Death of a Dystopian



by James Burkinshaw

From Fahreneheit 451, directed by Francois Truffaut (1966)

Ray Bradbury, who died aged 91 on June 5, 2012, was one of the most influential science-fiction writers of the twentieth century. The New Yorker noted that “Even though he considered himself primarily a fantasist, he (and a few other key writers) snapped science fiction out of its adolescent fugue and helped introduce the genre to a broader audience.”

His most celebrated novel was Fahrenheit 451, a dystopian vision of a world in which books had been banned (the title is a reference to the temperature at which paper ignites) and in which people rebel by reading. However, the short story was the form for which he was most famous, in particular the collections The Martian Chronicles and The Golden Apples of the Sun. The English writer J.G. Ballard wrote that “At its best, in (Jorge Luis) Borges, Ray Bradbury and Edgar Allen Poe, the short story is coined from precious metal a glint of gold that will glow for ever in the deep purse of your imagination.” The influence of Poe on Bradbury’s work is clear; they share a preoccupation with the fragile and often phantasmagorical nature of the human psyche. In one of Bradbury’s greatest stories, “The Small Assassin”, a husband and wife become increasingly convinced that their new-born baby is trying to murder  them. In “The Fruit at the Bottom of the Bowl”, a murderer obsessively cleans an entire house in an increasingly frenzied attempt to remove any potential traces of his crime.

Ray Bradbury
(image: City University of New York)
Like all of the greatest science fiction writers, Bradbury’s true concern was with the present as much as the future. Many of his stories (including “The Big Black and White Game” and “The Other Foot”) explored America’s tortured racial history, at a time when to do so was not only controversial but courageous.  Ironically, for a writer so associated with visions of the future, Bradbury avoided flying and never learnt to drive; his preferred mode of transport was the bicycle. His short story, “The Pedestrian”, describes police imprisoning a man in a psychiatric hospital for two crimes: going for a walk and not owning a television (incidentally, Bradbury later described the internet as “largely a waste of time”).

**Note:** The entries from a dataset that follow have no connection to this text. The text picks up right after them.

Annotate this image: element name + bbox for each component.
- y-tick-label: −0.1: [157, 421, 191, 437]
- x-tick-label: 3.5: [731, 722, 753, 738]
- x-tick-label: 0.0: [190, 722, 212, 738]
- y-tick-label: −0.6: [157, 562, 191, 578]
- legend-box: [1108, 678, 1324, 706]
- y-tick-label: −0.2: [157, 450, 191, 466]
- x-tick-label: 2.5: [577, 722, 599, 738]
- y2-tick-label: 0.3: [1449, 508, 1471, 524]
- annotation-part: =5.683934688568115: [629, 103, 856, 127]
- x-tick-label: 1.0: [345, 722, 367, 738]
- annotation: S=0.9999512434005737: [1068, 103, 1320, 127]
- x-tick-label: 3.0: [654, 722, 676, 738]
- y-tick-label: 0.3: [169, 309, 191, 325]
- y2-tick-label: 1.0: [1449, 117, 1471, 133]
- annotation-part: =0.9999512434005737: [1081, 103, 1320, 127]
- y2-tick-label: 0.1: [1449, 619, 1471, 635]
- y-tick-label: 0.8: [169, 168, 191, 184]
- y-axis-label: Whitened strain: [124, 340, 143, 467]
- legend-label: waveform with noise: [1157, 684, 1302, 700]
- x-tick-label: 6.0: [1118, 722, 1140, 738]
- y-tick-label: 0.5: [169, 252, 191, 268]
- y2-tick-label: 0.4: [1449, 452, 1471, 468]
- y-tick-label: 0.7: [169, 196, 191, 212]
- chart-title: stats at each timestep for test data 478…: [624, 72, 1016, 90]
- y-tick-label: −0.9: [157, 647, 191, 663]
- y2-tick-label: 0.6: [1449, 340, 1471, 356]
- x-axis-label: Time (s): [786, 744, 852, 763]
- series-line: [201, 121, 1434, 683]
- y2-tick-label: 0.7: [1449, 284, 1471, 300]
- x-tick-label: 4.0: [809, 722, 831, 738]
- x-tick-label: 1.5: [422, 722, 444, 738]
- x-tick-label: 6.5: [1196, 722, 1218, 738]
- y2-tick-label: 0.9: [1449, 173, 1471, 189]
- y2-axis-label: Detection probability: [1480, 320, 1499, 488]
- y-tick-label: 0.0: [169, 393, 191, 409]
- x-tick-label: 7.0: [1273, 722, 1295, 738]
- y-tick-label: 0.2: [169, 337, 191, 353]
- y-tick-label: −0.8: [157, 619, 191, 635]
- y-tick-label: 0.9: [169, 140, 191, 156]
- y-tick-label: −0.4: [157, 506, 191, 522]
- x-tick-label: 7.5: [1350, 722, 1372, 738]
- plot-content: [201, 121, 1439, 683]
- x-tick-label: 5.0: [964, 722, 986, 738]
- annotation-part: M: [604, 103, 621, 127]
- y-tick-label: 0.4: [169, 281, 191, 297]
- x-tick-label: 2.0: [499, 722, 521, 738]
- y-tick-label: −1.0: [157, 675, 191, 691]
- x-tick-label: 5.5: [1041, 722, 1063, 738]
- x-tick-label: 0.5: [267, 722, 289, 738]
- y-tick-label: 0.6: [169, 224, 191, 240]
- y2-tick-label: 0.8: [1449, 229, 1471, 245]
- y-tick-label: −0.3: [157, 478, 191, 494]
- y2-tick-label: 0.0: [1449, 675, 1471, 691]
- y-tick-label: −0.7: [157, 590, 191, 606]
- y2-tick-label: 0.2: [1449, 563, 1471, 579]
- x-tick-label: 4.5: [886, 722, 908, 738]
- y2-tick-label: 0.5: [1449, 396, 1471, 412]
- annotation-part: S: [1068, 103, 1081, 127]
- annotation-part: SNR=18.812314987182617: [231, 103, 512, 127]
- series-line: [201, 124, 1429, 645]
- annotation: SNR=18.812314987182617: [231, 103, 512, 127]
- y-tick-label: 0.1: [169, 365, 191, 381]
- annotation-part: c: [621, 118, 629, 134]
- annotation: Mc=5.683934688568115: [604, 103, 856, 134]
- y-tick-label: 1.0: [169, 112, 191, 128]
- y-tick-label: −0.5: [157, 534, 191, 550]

Many of his stories demonstrate concern about the dangers of technological progress and a preoccupation with the theme of loss of childhood innocence. One of his most celebrated tales, “A Sound of Thunder”, describes a safari that enables people to go back in time to hunt dinosaurs. When they return to the present day, the hunters discover that, because one of their number accidentally crushed a butterfly during their journey back in time, the history of the world has changed so that it is now run by a fascist dictator. It has been claimed that Bradbury’s story was the inspiration for the phrase “Butterfly Effect” in Chaos Theory.

Bradbury’s best work was written during a relatively short period, in the 1950s, but his influence has continued: through re-publication of his short stories in magazines (including The New Yorker, Esquire and Cosmopolitan); through film and television adaptations (including an episode of the famed Twilight Zone); and through his influence on later generations of  science fiction and horror writers, such as Stephen King. Less predictably, his fans included the British novelist Christopher Isherwood (who noted that Bradbury’s best work had “the profound psychological realism of a good fairy story”), the Argentinian writer Jorge Luis Borges, novelist Margaret Atwood (see her tribute, below) and Soviet leader and reformer Mikhail Gorbachev. Bradbury himself cited L. Frank Baum, author of The Wizard of Oz (a children’s work that is itself part fairy story, part science fiction and part horror), as a major influence.